Assume that $G$ is a finite group. Let $k$ be a field. Let $\varepsilon$ be the augmentation $kG\rightarrow k$. Consider the following map
$\varepsilon\otimes id:k[G]\otimes_k k[G]\rightarrow k[G]$
since $k[G]\otimes_kk[G]$ is isomorphic to $k[G\times G]$ this allows us to view $k[G]$ as a $k[G\times G]$-module. My question is: is this module a projective $k[G\times G]$-module?
It is clear when $char\;k\not\mid|G|$ since in this case $k[G\times G]$ is semisimple so everything is projective, but what happens in general? Is that module still projective?

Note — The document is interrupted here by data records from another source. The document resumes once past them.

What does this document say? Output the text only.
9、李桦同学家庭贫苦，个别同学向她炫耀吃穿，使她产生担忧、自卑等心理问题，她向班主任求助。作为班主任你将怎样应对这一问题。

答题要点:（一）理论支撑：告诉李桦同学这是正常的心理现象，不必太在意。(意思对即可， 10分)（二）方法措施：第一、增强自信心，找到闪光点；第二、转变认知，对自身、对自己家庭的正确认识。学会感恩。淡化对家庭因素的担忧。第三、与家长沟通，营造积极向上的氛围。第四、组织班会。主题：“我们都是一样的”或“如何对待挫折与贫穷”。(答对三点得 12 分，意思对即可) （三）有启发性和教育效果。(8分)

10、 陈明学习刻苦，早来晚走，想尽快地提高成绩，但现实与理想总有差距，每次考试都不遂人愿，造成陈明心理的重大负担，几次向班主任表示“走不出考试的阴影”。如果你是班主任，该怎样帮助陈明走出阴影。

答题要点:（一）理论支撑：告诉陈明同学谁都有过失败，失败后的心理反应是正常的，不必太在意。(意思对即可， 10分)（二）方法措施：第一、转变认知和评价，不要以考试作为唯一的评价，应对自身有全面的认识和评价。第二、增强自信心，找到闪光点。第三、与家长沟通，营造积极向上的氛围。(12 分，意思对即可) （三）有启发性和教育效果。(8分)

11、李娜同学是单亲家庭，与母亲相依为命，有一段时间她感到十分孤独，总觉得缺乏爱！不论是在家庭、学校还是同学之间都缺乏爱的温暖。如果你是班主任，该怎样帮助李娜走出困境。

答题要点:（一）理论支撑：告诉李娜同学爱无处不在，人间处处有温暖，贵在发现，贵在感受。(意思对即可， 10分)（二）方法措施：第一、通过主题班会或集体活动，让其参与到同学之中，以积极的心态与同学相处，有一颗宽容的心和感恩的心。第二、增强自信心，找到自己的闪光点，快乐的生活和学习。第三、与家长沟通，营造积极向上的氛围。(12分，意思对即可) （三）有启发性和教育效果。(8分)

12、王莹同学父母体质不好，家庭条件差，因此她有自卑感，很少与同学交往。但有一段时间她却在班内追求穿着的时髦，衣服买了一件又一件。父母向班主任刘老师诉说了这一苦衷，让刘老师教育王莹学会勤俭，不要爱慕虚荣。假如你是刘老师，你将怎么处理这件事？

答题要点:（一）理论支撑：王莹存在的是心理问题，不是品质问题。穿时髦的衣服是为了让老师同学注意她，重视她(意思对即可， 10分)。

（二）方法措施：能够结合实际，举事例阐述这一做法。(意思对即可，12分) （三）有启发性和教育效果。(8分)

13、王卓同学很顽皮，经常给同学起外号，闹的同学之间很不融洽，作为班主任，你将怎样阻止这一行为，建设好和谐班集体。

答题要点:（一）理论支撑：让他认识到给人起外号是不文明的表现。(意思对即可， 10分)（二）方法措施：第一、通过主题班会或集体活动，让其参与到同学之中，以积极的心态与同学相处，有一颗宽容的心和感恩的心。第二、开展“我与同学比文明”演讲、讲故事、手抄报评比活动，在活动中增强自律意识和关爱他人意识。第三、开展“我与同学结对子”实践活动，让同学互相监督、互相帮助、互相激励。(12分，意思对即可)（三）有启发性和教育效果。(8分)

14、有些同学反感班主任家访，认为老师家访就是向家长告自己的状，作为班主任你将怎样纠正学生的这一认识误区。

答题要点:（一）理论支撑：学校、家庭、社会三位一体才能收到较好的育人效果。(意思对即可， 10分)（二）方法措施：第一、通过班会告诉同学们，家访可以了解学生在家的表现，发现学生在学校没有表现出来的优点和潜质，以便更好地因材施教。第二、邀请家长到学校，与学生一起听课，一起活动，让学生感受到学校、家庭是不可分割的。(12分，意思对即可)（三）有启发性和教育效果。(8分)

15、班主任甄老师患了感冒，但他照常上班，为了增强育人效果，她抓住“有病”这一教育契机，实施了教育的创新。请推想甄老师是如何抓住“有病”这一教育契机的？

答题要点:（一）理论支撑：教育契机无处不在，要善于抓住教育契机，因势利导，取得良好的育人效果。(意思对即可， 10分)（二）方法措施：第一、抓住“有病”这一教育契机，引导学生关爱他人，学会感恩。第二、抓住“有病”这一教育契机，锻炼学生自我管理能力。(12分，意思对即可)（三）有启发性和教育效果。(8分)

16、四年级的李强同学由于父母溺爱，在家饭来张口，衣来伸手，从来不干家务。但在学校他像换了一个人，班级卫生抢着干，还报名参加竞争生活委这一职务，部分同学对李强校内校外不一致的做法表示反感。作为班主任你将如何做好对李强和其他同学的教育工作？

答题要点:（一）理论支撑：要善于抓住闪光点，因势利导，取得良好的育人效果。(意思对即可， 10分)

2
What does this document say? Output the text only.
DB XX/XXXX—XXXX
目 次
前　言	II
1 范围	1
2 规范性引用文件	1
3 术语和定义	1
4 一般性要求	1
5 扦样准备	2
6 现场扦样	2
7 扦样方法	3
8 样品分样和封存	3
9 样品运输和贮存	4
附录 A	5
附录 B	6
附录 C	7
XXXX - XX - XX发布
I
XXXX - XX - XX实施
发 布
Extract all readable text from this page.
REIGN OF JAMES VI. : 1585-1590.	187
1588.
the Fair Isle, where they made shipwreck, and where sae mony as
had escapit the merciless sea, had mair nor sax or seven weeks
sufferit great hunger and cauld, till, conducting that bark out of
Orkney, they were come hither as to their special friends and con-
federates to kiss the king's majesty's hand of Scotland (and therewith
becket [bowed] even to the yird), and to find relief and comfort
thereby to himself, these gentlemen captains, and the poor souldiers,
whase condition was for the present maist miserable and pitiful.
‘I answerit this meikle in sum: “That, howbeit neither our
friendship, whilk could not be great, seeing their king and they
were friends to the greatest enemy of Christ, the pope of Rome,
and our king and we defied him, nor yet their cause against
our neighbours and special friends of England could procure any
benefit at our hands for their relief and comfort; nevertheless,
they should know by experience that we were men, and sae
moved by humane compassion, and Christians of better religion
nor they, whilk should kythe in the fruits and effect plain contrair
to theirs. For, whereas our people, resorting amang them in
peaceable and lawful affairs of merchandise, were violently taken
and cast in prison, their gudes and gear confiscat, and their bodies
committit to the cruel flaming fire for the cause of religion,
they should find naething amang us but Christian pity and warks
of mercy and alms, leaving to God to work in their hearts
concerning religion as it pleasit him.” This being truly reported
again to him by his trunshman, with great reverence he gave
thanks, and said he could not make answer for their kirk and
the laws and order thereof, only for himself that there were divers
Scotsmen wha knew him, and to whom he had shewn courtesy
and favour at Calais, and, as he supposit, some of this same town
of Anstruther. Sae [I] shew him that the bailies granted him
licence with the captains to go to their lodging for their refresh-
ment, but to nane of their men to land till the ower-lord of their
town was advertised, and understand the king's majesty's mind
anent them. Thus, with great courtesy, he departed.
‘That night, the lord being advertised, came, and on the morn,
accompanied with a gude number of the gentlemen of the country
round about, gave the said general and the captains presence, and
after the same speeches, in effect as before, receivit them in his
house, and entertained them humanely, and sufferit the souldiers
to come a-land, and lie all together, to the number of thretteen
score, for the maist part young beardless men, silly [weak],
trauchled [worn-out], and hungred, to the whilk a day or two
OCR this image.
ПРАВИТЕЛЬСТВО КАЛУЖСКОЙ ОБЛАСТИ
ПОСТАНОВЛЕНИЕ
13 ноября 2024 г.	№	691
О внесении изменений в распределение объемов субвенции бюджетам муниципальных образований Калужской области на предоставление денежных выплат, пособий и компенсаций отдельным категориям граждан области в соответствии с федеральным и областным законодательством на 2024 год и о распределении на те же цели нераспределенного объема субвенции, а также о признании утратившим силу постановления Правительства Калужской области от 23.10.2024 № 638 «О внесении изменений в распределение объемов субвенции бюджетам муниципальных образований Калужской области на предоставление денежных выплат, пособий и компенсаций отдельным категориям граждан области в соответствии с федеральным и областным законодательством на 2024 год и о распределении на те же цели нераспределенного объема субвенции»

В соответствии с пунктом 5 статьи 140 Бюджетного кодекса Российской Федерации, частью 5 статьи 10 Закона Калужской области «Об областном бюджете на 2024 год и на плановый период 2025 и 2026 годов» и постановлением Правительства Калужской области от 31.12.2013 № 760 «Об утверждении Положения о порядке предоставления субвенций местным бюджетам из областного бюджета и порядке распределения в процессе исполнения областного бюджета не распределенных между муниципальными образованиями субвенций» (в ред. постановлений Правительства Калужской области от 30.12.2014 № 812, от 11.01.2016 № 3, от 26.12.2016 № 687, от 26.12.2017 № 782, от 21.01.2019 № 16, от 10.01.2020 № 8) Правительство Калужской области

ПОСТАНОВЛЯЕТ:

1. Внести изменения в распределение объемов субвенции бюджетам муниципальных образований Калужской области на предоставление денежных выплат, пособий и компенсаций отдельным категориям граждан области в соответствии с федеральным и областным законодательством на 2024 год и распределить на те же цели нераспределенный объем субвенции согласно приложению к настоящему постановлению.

The answer is no. Take for example $A=\mathbb{F}_2[C_2\times C_2]$, where $C_2=\langle c\mid c^2=1\rangle$ is the cyclic group of order 2. I claim that $A$ is indecomposable. Indeed, it is easy to see that the left regular module contains precisely one 1-dimensional submodule $W$ spanned by $$w=(1,1)+(1,c)+(c,1)+(c,c).$$ (Indeed, suppose $x=\alpha(1,1)+\beta(1,c)+\delta(c,1)+\gamma(c,c)$ spans a 1-dimensional submodule. Acting on $x$ with $(1,c)$ shows that $\alpha=\beta$ and $\delta=\gamma$, and acting with $(c,1)$ shows $\alpha=\delta$ and $\beta=\gamma$. Hence, $x=w$.)
On the other hand, take $u=(1,1)+(1,c)$ and $v=(1,1)+(c,1)$. Then $V=\mathrm{span}\{u,v,w\}$ is a 3-dimensional invariant subspace of $_AA$ containing $W$. If it had a compliment, it would be a 1-dimensional submodule different from $W$, which is impossible.
Now, $\mathbb{F}_2[C_2]$ is 2-dimensional, so it cannot be a direct summand of a free $A$-module, as $\dim A=4$ and $A$ is indecomposable.